Syarat Pencalonan Pemilu Kepala Daerah
Tips hukum kali ini membahas tentang syarat pencalonan pemilu kepala daerah. Sebagaimana hak setiap warga negara dalam pemilihan umum, bahwa setiap orang berhak untuk dipilih dan dipilih dalam pemilu tersebut.
Tips hukum kali ini membahas tentang syarat pencalonan pemilu kepala daerah. Sebagaimana hak setiap warga negara dalam pemilihan umum, bahwa setiap orang berhak untuk dipilih dan dipilih dalam pemilu tersebut. Seseorang yang akan mencalonkan diri Pemilu Kepala Daerah dan Wakil Kepala Daerah tingkat propinsi, dapat diusulkan melalui partai politik maupun perseorangan yang didukung oleh sejumlah orang yang telah memenuhi syarat pencalonan pemilu kepala daerah secara berpasangan sebagai satu kesatuan.
Untuk seseorang yang mencalonkan sebagai Kepala Daerah Wakil Kepala Daerah, melalui Partai Politik atau Gabungan Partai Politik dapat mendaftarkan bakal pasangan calon, apabila memenuhi persyaratan memperoleh kursi pada Pemilu Anggota DPRD Tahun 2014 paling sedikit 20% (Dua Puluh Persen), 15% (lima belas perseratus) dari jumlah kursi DPRD yang bersangkutan; atau memperoleh suara sah pada Pemilu Anggota DPRD Tahun 2014 paling sedikit 25% (Dua Puluh Lima perseratus) dari akumulasi perolehan suara sah dalam Pemilu Anggota DPRD di daerah yang bersangkutan.
Calon perseorangan dapat mendaftarkan diri sebagai Calon Gubernur dan Calon Wakil Gubernur jika memenuhi syarat dukungan dengan ketentuan :
a.
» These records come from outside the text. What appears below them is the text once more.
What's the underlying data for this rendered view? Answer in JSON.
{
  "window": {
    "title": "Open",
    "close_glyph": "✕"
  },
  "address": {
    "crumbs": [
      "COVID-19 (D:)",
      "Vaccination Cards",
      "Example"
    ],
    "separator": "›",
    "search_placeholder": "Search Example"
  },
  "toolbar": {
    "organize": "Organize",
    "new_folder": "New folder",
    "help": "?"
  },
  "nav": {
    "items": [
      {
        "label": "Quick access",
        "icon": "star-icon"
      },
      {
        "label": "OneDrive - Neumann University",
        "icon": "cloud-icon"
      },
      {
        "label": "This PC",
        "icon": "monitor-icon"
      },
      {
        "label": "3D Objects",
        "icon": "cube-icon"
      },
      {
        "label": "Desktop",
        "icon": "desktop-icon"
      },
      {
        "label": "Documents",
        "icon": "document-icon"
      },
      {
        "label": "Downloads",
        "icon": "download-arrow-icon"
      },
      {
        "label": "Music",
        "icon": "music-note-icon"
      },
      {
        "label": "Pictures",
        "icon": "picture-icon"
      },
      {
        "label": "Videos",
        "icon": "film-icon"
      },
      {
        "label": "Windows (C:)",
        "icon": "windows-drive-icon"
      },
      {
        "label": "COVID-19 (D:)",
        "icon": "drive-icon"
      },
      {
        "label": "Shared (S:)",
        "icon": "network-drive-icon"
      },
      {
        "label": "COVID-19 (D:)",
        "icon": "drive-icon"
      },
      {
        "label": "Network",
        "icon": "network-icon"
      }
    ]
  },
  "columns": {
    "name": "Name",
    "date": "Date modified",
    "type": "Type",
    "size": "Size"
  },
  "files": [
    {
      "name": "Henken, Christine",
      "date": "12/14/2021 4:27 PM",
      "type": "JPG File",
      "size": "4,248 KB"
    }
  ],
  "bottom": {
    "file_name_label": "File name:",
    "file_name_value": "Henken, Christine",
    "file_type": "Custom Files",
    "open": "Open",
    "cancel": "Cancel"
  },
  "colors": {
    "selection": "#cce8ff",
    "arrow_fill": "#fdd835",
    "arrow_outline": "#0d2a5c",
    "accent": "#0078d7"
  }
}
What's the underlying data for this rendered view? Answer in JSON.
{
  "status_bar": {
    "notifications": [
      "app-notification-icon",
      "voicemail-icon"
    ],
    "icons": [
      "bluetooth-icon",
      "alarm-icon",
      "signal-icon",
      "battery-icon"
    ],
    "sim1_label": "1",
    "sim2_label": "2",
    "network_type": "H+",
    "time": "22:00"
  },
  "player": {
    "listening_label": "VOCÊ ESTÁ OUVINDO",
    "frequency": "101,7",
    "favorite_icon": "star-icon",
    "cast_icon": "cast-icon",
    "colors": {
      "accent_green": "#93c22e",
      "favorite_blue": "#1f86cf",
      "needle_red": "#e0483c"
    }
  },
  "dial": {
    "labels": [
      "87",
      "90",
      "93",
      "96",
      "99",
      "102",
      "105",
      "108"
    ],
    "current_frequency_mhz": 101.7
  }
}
Provinsi dengan jumlah penduduk sampai dengan 2.000.000 (dua juta) jiwa harus didukung paling sedikit 10% (Sepuluh Persen);
b. Provinsi dengan jumlah penduduk lebih dari 2.000.000 (dua juta jiwa sampai dengan 6.000.000 (enam juta) jiwa harus didukung paling sedikit 8,5% (Delapan Setengah Persen);
c. Provinsi dengan jumlah penduduk lebih dari 6.000.000 (enam juta) jiwa sampai dengan 12.000.000 (dua belas juta) jiwa harus didukung paling sedikit 7,5% (Tujuh Setengah Persen)
d. Provinsi dengan jumlah penduduk lebih dari 12.000.000 (dua belas juta) jiwa harus didukung paling sedikit 6,5% (Enam Setengah Persen); dan
e. jumlah dukungan sebagaimana dimaksud pada huruf a, huruf b, huruf c dan huruf d tersebar di lebih dari 50% (lima puluh persen) jumlah Kabupaten/Kota di Provinsi dimaksud.
Calon perseorangan dapat mendaftarkan diri sebagai Calon Bupati dan Calon Wakil Bupati, serta Calon Walikota dan Calon Wakil Walikota, jika memenuhi syarat dukungan dengan ketentuan :
a. Kabupaten/Kota dengan jumlah penduduk sampai dengan 250.000 (dua ratus lima puluh ribu) jiwa harus didukung paling sedikit 10% (Sepuluh Persen);
b. Kabupaten/Kota dengan jumlah penduduk lebih dari 250.000 (dua ratus lima puluh ribu) sampai dengan 500.000 (lima ratus ribu) jiwa harus didukung paling sedikit 8,5% (Delapan Setengah Persen);
c. Kabupaten/Kota dengan jumlah penduduk lebih dari 500.000 (lima ratus ribu) sampai. dengan 1.000.000 (satu juta) jiwa harus didukung paling sedikit 7,5% (Tujuh Setengah Persen);
d. Kabupaten/Kota dengan jumlah penduduk lebih dari 1.000.000 (satu juta) jiwa harus didukung paling sedikit 6,5% (Enam Setengah Persen); dan
e. Jumlah dukungan sebagaimana dimaksud pada huruf a, huruf b, huruf c, dan huruf d tersebar di lebih dari 50% (lima puluh persen) jumlah Kecamatan di Kabupaten/Kota dimaksud.